Margareta Büning-Fesel, Alexa Iwan
R. Schubert, BLE

„Ernährungsempfehlungen haben in der Therapie von ernährungsbedingten Erkrankungen einen hohen Stellenwert, müssen jedoch flexibler, individueller und alltagstauglicher gestaltet werden“, stellte Dr. Margareta Büning-Fesel, Geschäftsführender Vorstand des aid infodienst, auf dem 18. aid-Forum am 28. Mai 2015 in Bonn fest. Dr. Isabelle Wendt von der Deutschen Gesellschaft für Ernährung e. V. erläuterte in ihrem Vortrag, wie Ernährungsempfehlungen aus wissenschaftlicher Sicht entstehen, welche Anforderungen sie erfüllen müssen und welche neuen Ansätze zu ihrer Weiterentwicklung verfolgt werden. „Lebensmittelbezogene Ernährungsempfehlungen müssen dem aktuellen wissenschaftlichen Erkenntnisstand entsprechen, kulturelle Unterschiede in der Ernährung berücksichtigen, praktisch umsetzbar sein und aus einfachen, klaren Ratschlägen zu geeigneten Ernährungsmustern bestehen – und sie dürfen den Genussaspekt nicht vergessen“, erklärte Wendt.

Professor Dr. Ingrid Hoffmann vom Max-Rubner Institut in Karlsruhe zog auf Basis der Nationalen Verzehrsstudie (NVS) II den Vergleich „was wir essen und was wir essen sollten“. Alle Empfehlungen gleichzeitig würden demnach nur von einem verschwindend geringen Anteil der Bevölkerung umgesetzt. „Um einer Alltagstauglichkeit und einer bedarfsgerechten sowie präventiven Ernährung in allen Bevölkerungsgruppen gerecht zu werden, gilt es, die lebensmittelbasierten Empfehlungen zu modifizieren.“

Nährstoffbasierte Empfehlungen in der Kritik

Denkbar wäre unter anderem eine Differenzierung nach Alter und Geschlecht bzw. Energiebedarf. Professor Dr.
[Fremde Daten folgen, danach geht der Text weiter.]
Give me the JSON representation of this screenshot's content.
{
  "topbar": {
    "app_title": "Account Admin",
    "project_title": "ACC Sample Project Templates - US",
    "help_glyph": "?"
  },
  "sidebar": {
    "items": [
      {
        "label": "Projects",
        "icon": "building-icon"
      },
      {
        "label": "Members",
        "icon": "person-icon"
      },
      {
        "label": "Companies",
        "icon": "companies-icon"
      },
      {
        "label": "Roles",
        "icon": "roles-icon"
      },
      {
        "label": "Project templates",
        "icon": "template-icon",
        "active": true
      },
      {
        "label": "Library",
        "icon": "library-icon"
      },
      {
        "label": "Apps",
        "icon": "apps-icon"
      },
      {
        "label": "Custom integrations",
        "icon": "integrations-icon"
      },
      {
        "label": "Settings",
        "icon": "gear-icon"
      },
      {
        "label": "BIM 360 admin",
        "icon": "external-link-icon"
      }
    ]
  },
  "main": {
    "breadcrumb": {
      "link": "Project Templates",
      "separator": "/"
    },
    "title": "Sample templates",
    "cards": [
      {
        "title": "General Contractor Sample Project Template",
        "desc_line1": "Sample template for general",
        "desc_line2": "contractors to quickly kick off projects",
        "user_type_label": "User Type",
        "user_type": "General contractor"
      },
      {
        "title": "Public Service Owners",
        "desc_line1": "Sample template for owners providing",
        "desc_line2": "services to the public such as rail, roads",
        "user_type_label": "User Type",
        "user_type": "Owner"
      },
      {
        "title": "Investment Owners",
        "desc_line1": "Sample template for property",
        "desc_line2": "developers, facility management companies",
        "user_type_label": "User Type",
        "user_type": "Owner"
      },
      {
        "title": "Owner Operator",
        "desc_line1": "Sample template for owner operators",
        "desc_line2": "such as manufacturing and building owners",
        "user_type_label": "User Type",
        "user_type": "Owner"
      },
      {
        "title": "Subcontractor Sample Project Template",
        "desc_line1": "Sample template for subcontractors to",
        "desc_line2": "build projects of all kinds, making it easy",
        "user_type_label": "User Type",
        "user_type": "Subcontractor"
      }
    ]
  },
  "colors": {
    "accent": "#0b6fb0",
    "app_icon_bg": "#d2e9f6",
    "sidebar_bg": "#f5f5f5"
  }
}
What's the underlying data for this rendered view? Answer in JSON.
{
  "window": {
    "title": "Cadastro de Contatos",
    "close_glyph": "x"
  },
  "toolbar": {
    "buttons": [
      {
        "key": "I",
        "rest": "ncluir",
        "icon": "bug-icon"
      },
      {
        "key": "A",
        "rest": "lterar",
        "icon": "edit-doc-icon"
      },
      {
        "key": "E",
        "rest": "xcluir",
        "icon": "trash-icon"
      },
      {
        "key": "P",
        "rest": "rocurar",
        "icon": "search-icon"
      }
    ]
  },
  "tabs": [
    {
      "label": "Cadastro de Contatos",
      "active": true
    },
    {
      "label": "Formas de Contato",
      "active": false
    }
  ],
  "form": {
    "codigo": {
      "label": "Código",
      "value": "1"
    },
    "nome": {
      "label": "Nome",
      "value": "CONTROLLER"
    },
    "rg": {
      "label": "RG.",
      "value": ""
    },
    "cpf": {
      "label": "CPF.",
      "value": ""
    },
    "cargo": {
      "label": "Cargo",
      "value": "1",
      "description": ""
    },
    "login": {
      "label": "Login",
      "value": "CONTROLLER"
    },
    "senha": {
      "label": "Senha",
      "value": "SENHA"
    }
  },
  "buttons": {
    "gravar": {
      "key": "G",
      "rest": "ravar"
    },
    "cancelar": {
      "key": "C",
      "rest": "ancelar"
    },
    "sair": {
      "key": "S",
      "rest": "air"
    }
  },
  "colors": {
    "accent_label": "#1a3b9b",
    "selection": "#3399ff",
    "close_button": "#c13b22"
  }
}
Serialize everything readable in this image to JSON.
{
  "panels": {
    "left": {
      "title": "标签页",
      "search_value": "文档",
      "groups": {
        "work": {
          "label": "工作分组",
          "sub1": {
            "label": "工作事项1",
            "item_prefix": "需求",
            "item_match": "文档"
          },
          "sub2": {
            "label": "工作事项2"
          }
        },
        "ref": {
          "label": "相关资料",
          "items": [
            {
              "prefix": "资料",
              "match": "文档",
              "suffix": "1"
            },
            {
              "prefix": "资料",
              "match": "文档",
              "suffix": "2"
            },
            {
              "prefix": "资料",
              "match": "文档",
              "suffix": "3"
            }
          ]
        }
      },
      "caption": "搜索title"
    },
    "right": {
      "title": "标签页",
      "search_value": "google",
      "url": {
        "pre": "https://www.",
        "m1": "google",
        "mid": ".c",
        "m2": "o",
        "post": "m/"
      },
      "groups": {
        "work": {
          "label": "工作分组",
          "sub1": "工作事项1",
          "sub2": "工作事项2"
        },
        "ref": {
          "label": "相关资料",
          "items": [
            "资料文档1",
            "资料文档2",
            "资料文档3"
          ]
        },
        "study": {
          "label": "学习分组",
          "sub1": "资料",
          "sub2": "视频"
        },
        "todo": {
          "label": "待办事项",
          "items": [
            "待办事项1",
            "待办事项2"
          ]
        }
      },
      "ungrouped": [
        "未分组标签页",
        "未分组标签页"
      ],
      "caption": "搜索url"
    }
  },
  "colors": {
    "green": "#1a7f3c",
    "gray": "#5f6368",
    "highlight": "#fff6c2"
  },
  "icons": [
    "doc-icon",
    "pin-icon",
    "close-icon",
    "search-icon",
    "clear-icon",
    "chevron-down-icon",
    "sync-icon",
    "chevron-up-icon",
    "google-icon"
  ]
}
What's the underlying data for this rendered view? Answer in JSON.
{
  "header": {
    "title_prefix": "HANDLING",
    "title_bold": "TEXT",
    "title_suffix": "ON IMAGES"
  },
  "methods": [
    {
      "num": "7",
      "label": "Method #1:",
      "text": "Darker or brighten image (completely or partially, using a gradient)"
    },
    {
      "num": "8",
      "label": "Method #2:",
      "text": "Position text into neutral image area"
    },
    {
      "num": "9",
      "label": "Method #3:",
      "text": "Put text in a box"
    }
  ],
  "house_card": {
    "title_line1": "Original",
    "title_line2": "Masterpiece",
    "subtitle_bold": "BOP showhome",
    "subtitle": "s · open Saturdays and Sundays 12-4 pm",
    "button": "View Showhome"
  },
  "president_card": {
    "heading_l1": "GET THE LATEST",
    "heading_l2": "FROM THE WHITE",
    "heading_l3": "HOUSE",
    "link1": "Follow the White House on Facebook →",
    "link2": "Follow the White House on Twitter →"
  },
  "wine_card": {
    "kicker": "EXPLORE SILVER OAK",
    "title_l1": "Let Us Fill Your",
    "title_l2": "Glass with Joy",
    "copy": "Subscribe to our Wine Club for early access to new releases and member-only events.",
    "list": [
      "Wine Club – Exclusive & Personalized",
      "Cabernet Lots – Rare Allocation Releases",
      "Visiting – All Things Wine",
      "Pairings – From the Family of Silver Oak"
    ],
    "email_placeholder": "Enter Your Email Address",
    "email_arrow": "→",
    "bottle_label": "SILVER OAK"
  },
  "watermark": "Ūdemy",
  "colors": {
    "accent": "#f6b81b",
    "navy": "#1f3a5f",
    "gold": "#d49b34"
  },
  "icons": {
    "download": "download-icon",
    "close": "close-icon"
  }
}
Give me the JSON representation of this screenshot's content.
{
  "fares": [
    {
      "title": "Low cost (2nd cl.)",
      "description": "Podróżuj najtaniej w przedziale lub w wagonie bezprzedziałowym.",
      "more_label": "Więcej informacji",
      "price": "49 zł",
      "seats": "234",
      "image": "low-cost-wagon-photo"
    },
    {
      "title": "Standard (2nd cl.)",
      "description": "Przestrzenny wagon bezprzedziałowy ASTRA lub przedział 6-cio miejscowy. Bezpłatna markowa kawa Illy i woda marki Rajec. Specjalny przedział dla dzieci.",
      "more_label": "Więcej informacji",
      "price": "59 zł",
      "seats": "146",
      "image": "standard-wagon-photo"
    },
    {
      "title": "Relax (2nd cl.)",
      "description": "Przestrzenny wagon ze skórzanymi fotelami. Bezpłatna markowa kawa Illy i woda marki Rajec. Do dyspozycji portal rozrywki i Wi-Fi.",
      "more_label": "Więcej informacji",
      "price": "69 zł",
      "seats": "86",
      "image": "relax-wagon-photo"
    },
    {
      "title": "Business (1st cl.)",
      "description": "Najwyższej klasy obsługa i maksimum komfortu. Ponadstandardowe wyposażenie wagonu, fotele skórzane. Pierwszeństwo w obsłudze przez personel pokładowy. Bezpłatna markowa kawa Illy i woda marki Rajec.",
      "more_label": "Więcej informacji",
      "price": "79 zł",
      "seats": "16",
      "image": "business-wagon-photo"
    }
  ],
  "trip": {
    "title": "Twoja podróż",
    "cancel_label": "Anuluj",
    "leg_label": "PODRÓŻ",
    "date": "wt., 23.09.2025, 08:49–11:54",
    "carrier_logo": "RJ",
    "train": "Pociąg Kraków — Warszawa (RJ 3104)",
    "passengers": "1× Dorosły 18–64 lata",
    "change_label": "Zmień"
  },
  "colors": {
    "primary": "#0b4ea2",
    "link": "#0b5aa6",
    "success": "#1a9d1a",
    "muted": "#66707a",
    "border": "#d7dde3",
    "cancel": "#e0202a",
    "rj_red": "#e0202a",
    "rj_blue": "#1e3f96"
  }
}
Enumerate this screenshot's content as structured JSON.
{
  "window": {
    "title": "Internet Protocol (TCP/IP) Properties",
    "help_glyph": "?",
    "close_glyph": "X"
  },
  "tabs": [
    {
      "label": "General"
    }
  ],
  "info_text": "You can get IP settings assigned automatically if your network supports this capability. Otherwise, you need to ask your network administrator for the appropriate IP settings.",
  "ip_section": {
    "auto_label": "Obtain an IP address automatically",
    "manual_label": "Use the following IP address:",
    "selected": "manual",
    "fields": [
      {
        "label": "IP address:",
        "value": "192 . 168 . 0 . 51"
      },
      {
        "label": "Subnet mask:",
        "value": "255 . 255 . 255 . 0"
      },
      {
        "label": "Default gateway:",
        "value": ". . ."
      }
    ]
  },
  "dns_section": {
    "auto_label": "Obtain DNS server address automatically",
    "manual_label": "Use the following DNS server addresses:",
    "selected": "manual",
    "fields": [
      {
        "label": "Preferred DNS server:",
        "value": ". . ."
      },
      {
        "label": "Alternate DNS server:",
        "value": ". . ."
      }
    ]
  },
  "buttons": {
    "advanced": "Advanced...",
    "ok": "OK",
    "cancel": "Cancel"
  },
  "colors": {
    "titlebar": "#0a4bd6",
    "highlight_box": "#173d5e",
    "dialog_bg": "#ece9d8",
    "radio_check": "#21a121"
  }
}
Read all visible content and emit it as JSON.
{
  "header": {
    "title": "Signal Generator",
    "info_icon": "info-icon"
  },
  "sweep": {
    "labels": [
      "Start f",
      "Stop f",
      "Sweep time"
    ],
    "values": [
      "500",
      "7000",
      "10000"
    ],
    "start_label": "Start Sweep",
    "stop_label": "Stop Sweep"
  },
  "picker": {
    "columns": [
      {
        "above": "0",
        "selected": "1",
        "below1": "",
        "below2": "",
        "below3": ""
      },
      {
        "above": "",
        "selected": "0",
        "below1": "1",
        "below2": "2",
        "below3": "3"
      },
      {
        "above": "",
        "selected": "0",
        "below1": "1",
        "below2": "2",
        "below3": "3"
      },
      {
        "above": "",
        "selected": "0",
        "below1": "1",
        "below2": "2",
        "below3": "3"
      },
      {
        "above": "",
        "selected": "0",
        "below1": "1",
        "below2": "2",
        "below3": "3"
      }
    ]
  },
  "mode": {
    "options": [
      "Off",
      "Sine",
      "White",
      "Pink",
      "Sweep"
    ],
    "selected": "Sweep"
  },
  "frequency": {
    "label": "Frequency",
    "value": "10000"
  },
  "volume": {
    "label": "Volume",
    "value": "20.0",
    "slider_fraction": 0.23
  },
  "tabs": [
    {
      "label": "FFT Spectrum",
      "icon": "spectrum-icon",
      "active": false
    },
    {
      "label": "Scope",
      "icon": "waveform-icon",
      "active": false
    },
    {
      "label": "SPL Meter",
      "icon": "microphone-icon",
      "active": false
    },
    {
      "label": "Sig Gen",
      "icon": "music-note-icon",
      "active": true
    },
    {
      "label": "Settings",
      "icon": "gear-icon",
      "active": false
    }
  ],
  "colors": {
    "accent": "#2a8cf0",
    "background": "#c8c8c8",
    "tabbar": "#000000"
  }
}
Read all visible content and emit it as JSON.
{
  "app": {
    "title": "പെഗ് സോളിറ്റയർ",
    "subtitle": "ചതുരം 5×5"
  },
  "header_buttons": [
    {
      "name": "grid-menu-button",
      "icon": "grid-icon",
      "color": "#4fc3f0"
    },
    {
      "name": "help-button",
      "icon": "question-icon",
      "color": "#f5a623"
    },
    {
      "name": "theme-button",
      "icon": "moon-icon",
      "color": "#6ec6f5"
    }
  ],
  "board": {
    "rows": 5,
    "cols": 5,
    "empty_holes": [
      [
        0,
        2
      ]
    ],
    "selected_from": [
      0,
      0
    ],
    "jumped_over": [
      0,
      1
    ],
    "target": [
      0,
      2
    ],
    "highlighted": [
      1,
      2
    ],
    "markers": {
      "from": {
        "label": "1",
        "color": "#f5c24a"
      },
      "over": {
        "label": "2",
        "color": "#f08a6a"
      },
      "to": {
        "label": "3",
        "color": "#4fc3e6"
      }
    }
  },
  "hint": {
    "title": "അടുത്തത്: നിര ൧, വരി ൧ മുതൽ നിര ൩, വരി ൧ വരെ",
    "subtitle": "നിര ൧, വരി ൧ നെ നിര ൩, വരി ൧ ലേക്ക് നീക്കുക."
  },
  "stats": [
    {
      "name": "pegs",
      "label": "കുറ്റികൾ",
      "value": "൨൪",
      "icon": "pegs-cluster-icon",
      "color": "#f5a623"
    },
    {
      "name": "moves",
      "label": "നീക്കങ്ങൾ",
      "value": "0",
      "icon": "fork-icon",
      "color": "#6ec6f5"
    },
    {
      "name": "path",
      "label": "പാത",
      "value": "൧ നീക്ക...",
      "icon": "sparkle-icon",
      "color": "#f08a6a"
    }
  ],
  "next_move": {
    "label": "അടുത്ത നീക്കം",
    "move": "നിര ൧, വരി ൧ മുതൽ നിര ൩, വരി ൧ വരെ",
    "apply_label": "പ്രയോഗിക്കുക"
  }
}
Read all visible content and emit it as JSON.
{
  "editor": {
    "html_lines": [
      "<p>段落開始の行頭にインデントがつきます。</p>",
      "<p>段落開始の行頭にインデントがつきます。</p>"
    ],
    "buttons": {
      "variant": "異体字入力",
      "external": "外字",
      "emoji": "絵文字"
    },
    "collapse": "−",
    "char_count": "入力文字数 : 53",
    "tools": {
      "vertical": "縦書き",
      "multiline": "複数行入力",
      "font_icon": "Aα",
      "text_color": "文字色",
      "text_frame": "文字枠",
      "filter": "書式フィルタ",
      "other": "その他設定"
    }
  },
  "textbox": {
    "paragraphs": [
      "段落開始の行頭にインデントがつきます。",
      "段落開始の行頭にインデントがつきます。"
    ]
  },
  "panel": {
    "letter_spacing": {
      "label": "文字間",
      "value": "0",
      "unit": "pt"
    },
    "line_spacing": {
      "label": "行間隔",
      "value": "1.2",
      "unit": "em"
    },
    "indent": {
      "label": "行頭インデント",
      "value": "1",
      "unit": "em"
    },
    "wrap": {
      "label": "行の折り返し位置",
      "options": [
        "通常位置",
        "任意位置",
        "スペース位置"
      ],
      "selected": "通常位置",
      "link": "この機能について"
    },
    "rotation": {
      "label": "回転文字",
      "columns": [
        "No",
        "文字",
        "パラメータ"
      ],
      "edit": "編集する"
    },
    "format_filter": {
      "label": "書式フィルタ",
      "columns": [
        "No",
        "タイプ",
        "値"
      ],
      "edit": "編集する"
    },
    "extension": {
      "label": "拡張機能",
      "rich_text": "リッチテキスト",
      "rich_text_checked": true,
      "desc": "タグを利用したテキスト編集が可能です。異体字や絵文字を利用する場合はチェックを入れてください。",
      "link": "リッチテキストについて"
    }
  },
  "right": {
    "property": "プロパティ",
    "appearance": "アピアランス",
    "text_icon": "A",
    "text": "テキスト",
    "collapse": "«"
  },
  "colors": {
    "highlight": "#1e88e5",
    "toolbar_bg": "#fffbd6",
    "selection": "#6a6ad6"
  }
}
Ursel Wahrburg von der Fachhochschule Münster gab anschließend einen kritischen Überblick über die Probleme von Ernährungsempfehlungen und zeigte mögliche Alternativen für die Zukunft auf. „Im frühen 20. Jahrhundert bildeten Erkenntnisse, dass mit bestimmten Nährstoffen spezifischen Mangelerkrankungen vorgebeugt werden kann, die Grundlage für erste bevölkerungsweite Empfehlungen. Und das mit dem Ziel, Nährstoffmängel zu vermeiden und die Versorgungslage zu verbessern“. „Es stellt sich jedoch die Frage, ob dieser nährstoffbasierte Ansatz in der heutigen Zeit, in der mit den bekannten ernährungsabhängigen Zivilisationskrankheiten ganz andere Ernährungsprobleme im Fokus stehen, noch sinnvoll und zielführend ist“, so Wahrburg.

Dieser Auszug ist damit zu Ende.